Neon illustration of a domain gateway with a DNSSEC shield, eth.limo locked, glowing operator amid a decentralized network.

The brief takeover of eth.limo on April 17–18 did not begin with a smart-contract exploit or a failure in ENS itself. It began with a successful social-engineering attack against a registrar account-recovery process, allowing an attacker to seize control of the domain settings that connect .eth names to the web. eth.limo later said the compromise started around 19:07 EDT on April 17, when an attacker impersonated a team member and targeted its EasyDNS account.

Over the next several hours, the attacker changed eth.limo’s name servers, first to Cloudflare and later to Namecheap, before legitimate access was restored early on April 18. eth.limo’s post-mortem said recovery began after EasyDNS restored account access at 07:49 EDT, ending a window in which the gateway could have been used to reroute traffic for a vast number of ENS-linked web addresses. The incident turned a registrar workflow into a potential phishing and malware channel for the broader ENS ecosystem.

DNSSEC Contained the Damage, Even as Trust Was Shaken

What limited the fallout was not the absence of opportunity, but the presence of a cryptographic check the attacker could not bypass. Multiple post-incident accounts said DNSSEC validation prevented forged DNS responses from resolving for validating resolvers because the attacker did not have the zone-signing keys. eth.limo reported no verified user impact or confirmed financial losses during the compromise window, making DNSSEC the difference between a dangerous breach and a much larger user-loss event.

The seriousness of the incident was underscored by the public response from key figures. Vitalik Buterin warned users on April 18 not to visit eth.limo links during the disruption and pointed them toward direct IPFS access instead, while ENS said it quickly notified the community and relevant parties once the hijack was understood. The emergency guidance reflected how quickly a DNS-layer failure can undermine confidence in otherwise decentralized infrastructure.

The Real Weakness Was Procedural, Not Cryptographic

EasyDNS chief executive Mark Jeftovic publicly accepted responsibility, describing the attack as highly sophisticated and saying the registrar would migrate eth.limo to Domainsure, an enterprise service without a manual account-recovery mechanism. That response matters because it shows the breach was rooted in human recovery procedures rather than in ENS records or IPFS content. The weak point was not the decentralized stack itself, but the centralized account-recovery layer wrapped around it.
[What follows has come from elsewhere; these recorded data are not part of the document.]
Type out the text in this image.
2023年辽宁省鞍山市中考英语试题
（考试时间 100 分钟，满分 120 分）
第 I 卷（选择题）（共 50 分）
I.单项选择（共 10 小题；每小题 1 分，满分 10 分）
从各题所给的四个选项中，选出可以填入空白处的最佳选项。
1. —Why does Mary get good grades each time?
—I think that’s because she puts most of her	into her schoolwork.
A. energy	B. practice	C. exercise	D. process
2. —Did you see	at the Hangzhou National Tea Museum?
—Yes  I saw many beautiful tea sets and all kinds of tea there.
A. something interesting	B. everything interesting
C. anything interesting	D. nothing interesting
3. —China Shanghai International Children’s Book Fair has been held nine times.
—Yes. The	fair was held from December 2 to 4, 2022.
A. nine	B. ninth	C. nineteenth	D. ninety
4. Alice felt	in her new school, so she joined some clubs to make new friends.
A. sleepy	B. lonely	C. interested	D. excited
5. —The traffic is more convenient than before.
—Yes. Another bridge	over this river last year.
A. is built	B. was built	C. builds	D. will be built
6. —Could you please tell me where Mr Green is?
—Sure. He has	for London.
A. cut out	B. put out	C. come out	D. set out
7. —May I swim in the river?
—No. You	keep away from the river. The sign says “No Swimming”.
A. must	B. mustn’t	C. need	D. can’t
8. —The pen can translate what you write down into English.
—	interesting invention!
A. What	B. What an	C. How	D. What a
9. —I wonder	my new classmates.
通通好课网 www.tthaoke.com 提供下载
The lesson is uncomfortable but clear. ENS records and content-addressed storage remained intact, yet access to them through mainstream browser pathways was still vulnerable to a registrar-side failure. For operators of high-value Web3 services, the eth.limo incident is a reminder that decentralized guarantees can still be temporarily neutralized by centralized operational processes if those processes are weak enough to social engineering.